The roses bloom in sealed rooms. The Green Lady walks the old stairs.
Her name is still on that wall. It will outlast everything else in the building.
Good for her, honestly.
The True History
Lillias Drummond was a historical figure, the first wife of Alexander Seton, first Earl of Dunfermline and Lord Chancellor of Scotland under James VI. She died on May 8, 1601, and Seton married Grizel Leslie on December 8 of the same year. The carved name DAME LILIES DRUMMOND on the exterior window ledge of Fyvie Castle is documented and has been confirmed by historians and architectural surveyors. The spelling "Lilies" rather than "Lillias" is a period variation, not an error. The carving's placement on the exterior face of the masonry, at a height that would have required extraordinary effort or access on the night of the wedding, has never been satisfactorily explained. It remains in place.
Fyvie Castle in Aberdeenshire is one of Scotland's finest examples of Scottish Baronial architecture. The Seton Tower, which Alexander Seton constructed, is the oldest surviving part of the current structure and is consistently associated with sightings of the Green Lady. The castle passed through several significant Scottish families after the Setons, including the Gordons and the Leith-Hays, and accounts of the Green Lady appear in records from multiple periods of ownership, suggesting the phenomenon was not fabricated by a single source. The scent of roses before or during sightings is the most consistently reported detail across accounts spanning centuries.
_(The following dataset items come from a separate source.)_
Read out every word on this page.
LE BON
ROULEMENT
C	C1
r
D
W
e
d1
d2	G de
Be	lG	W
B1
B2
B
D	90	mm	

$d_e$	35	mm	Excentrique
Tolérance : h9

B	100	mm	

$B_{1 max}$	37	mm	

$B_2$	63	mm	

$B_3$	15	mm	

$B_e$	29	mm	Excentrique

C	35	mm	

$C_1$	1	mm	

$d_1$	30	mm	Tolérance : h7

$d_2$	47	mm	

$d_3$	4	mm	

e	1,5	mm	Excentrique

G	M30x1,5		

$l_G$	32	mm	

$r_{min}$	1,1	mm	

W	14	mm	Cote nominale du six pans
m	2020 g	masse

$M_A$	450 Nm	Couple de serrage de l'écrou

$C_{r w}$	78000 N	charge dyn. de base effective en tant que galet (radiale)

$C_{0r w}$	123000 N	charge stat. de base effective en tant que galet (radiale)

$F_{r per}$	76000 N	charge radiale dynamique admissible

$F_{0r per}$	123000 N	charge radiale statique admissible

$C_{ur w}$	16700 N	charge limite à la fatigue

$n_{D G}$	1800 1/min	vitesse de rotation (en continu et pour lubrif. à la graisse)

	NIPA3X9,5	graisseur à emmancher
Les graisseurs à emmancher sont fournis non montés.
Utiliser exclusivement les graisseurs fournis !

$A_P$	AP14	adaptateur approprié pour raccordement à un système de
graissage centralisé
Historic Environment Scotland now manages Fyvie Castle, and it is open to the public. The castle is considered one of Scotland's most significant medieval and early modern fortifications and is a Category A listed building. The haunting of Lillias Drummond is part of the castle's official heritage interpretation. Accounts of the Green Lady were documented in print as early as the nineteenth century and have been collected by Scottish folklorists including those who contributed to the Survey of Scottish Witchcraft and related archival projects. The carved name remains accessible to view on the exterior of the castle.